President Herbert Hoover's said in 1933, "We have gold because we cannot
trust governments." The history goes back 5000 years. This is the
story of how it went from an international currency to an investment we
all can own.
In 1821 when England enacted the first gold standard, making their money
backed by gold, nearly all international trade imbalances were settled
with gold. This made a strong incentive for governments to stockpile
gold for hard-times.
The US was one of the last countries to join an International gold
standard adopted in 1871. The Silver lobby prevented gold from being
the sole monetary standard in the US until around 1900. The standard
worked well for all nations involved until the Great War of 1914.
Heavy debt and political alliances made the standard unworkable. Around
that time the British pound sterling and U.S. dollar became the global
reserve currencies, and small countries began holding this currency
instead of gold. Higher interest rates during the depression made
things worse and finally in 1931, England suspended the gold standard
leaving the US and France the only countries with large gold reserves.
In 1934 the US government revalued gold from $20.67 to $35.00 per ounce
so that more paper money could be printed. This helped improve the
economy. Other counties began to convert their gold holdings into US
dollars, and soon the US had a corner on the gold market.
Also, Gold production soared at that time and there was a dramatic
devaluation of the dollar.
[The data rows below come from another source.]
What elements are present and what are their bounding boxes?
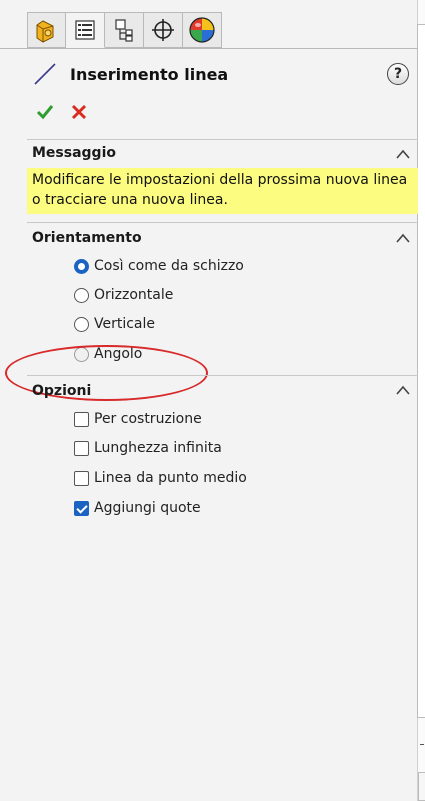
radio-button[interactable] xyxy=(74,316,89,332)
tab-display-manager[interactable] xyxy=(183,12,222,48)
checkbox[interactable] xyxy=(74,470,89,486)
checkbox-option-linea-da-punto-medio[interactable]: Linea da punto medio xyxy=(74,467,247,489)
graphics-area-marker xyxy=(420,744,424,745)
section-divider xyxy=(27,375,418,376)
checkbox-option-aggiungi-quote[interactable]: Aggiungi quote xyxy=(74,497,201,519)
section-divider xyxy=(27,222,418,223)
section-header-messaggio[interactable]: Messaggio xyxy=(32,145,116,161)
section-header-opzioni[interactable]: Opzioni xyxy=(32,383,91,399)
radio-option-orizzontale[interactable]: Orizzontale xyxy=(74,284,173,306)
radio-button[interactable] xyxy=(74,258,89,274)
checkbox-option-per-costruzione[interactable]: Per costruzione xyxy=(74,408,202,430)
feature-manager-icon xyxy=(36,20,53,43)
tab-dimxpert-manager[interactable] xyxy=(144,12,183,48)
panel-title-row: Inserimento linea xyxy=(32,60,228,88)
x-icon[interactable] xyxy=(70,103,88,121)
checkbox-label: Linea da punto medio xyxy=(94,470,247,486)
configuration-manager-icon xyxy=(115,19,133,42)
tab-feature-manager[interactable] xyxy=(27,12,66,48)
radio-button[interactable] xyxy=(74,287,89,303)
dimxpert-manager-icon xyxy=(152,19,174,41)
chevron-up-icon[interactable] xyxy=(396,233,410,243)
graphics-area-frame xyxy=(417,24,425,718)
line-icon xyxy=(34,63,56,85)
checkbox[interactable] xyxy=(74,411,89,427)
checkbox-label: Per costruzione xyxy=(94,411,202,427)
radio-option-cosi-come-da-schizzo[interactable]: Così come da schizzo xyxy=(74,255,244,277)
help-button[interactable]: ? xyxy=(387,63,409,85)
section-divider xyxy=(27,139,418,140)
radio-label: Orizzontale xyxy=(94,287,174,303)
tabbar-divider xyxy=(0,48,418,49)
radio-option-verticale[interactable]: Verticale xyxy=(74,313,155,335)
checkbox-label: Lunghezza infinita xyxy=(94,440,222,456)
radio-label: Verticale xyxy=(94,316,156,332)
manager-tabbar xyxy=(27,12,222,48)
checkbox-label: Aggiungi quote xyxy=(94,500,201,516)
property-manager-icon xyxy=(75,20,95,40)
checkbox-option-lunghezza-infinita[interactable]: Lunghezza infinita xyxy=(74,437,222,459)
tab-property-manager[interactable] xyxy=(66,12,105,48)
checkmark-icon[interactable] xyxy=(36,103,54,121)
section-header-orientamento[interactable]: Orientamento xyxy=(32,230,142,246)
display-manager-icon xyxy=(189,17,215,43)
chevron-up-icon[interactable] xyxy=(396,149,410,159)
checkbox[interactable] xyxy=(74,500,89,516)
radio-label: Così come da schizzo xyxy=(94,258,244,274)
property-manager-panel xyxy=(0,0,418,801)
chevron-up-icon[interactable] xyxy=(396,385,410,395)
checkbox[interactable] xyxy=(74,440,89,456)
graphics-area-frame-bottom xyxy=(418,772,425,801)
panel-title: Inserimento linea xyxy=(70,64,229,84)
message-box: Modificare le impostazioni della prossim… xyxy=(27,168,418,214)
tab-configuration-manager[interactable] xyxy=(105,12,144,48)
As World War II ended, the western nations
met to put together the Bretton Woods Agreement, which was the framework
for global currency until 1971.
During the 1960’s inflation and a high demand for imports started taking
its toll on our gold reserves. At the end of WWII, the US had 75% of
the world’s monetary gold, and our currency was still backed by gold.
In 1968 the U.S. and other European nations which made up a “gold pool”
quit selling gold on the London market. This allowed the market to
determine the price of gold, and only central banks could trade with the
US at $35 per ounce. According to an article written for Investopedia,
in 1971 even this bit of gold convertibility died. Gold was free at
last. There was no further reason for central banks to hold it. The
more flexible paper money became the preferred financial instrument.